At a Six like Rotterdam there’s always a star of yesteryear to spot; and today it was Rik 111 (left) aka Rik Van Linden, in the 70’s he was one of the very fastest roadman sprinters around with stage wins in all three Grand Tours; serving warning in his last junior season with 73 wins.
The sprinters were up next with big unit home boy, Harry Lavreysen breaking the track record with 9.8 ride in the flying lap, our picture shows his team sprint specialist team mate Sam Ligtlee on his wind up lap.
Dernys next, it never pays to lead early as number 13, Marc Potts found to his cost, heading the field in the opening laps to pave the way for a ‘surprise’ victory for home boy Maikel Zijlaard who’s grandad is a Derny pacer legend in the Six Days whilst dad, Ron still drives the little motorbikes.
If you attend Sixes regularly then you’ll note that ‘home boys’ win the Derny quite often…
The devil went to Iljo Keisse and Niki Terpstra, more points in the bag but Niki not looking quite as sharp to my eye as he did last year when he was on rampaging form.
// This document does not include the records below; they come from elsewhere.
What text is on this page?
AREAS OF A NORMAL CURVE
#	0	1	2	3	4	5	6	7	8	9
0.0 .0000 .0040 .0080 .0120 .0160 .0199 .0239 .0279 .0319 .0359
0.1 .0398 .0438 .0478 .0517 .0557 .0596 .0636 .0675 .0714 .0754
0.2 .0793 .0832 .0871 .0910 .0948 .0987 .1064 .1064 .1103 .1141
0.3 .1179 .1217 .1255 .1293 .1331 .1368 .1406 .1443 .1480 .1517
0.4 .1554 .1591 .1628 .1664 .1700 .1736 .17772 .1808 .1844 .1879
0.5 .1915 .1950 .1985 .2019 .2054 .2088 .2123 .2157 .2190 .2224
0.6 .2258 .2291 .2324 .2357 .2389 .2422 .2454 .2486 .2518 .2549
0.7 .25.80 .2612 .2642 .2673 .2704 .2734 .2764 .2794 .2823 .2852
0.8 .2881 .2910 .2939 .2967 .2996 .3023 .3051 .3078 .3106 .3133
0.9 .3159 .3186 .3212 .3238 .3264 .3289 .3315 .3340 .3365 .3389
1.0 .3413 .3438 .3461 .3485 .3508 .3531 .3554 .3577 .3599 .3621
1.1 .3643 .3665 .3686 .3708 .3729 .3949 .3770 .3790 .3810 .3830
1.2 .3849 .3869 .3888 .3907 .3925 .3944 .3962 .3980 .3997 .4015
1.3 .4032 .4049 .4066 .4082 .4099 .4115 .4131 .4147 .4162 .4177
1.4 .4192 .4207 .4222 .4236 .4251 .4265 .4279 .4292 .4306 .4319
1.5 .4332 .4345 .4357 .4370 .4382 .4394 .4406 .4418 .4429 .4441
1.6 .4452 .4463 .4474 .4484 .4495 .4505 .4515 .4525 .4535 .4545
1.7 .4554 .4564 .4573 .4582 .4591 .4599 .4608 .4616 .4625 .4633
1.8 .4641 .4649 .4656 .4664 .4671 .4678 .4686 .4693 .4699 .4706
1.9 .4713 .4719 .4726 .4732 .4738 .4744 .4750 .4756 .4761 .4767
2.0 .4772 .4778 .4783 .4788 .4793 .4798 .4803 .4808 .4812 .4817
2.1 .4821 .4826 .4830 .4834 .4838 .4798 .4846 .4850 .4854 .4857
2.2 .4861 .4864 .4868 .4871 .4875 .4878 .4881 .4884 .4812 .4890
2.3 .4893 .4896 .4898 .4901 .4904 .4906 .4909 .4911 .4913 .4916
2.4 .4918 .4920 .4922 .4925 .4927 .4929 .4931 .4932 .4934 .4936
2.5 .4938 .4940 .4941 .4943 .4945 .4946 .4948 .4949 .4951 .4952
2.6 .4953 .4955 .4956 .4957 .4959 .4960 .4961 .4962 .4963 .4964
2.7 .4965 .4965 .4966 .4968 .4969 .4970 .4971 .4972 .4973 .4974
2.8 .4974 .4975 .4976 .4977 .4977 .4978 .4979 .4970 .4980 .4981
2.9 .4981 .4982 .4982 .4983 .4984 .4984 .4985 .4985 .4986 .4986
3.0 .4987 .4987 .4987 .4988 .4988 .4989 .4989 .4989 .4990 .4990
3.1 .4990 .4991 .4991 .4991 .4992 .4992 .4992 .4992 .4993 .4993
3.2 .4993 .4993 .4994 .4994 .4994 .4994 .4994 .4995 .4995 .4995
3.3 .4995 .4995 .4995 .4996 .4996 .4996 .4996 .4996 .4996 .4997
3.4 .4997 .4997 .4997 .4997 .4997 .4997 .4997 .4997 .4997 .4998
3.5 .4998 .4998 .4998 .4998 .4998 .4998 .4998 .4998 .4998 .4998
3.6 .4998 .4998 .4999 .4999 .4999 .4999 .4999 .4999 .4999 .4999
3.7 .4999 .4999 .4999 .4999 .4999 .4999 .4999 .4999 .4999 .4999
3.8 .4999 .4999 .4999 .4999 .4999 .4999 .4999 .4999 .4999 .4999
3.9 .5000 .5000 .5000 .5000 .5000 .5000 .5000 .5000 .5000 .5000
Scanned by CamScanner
Iljo is Iljo, one of the few real Six Day riders left, smooth and quick – a joy to watch; he’s off to the Tour Down Under after this.
The sprinters were up again and as a runner one of your duties is to hold up the sprinters, for one heat I had home boy Roy van den Berg (on the right) he’s an angular, scary, tattooed dude who wasn’t impressed with my getting him to just the right angle on the start line.
But our big guy, reigning European Kilometre and former European Keirin Champion, Czech Tomas Babek had no such complaints – he recognises a quality holder up when he encounters one.
And them sprinters chainrings just keep getting bigger…
Whilst on the subject of hardware, we’re not sure about Irish rider Felix English’s new paint job – orange on one side, green on the other – maybe it will grow on us?
The flying lap was next up, Roger Kluge (German) and Tosh van Der Sande (Belgium) set fastest time – Kluge was originally partnered with world madison champion partner, Theo Reinhardt (Germany) but the latter dropped out due to illness; as did Van Der Sande’s original partner, countryman Jasper De Buyst.
Big Roger hung around to keep an eye on Iljo and Niki.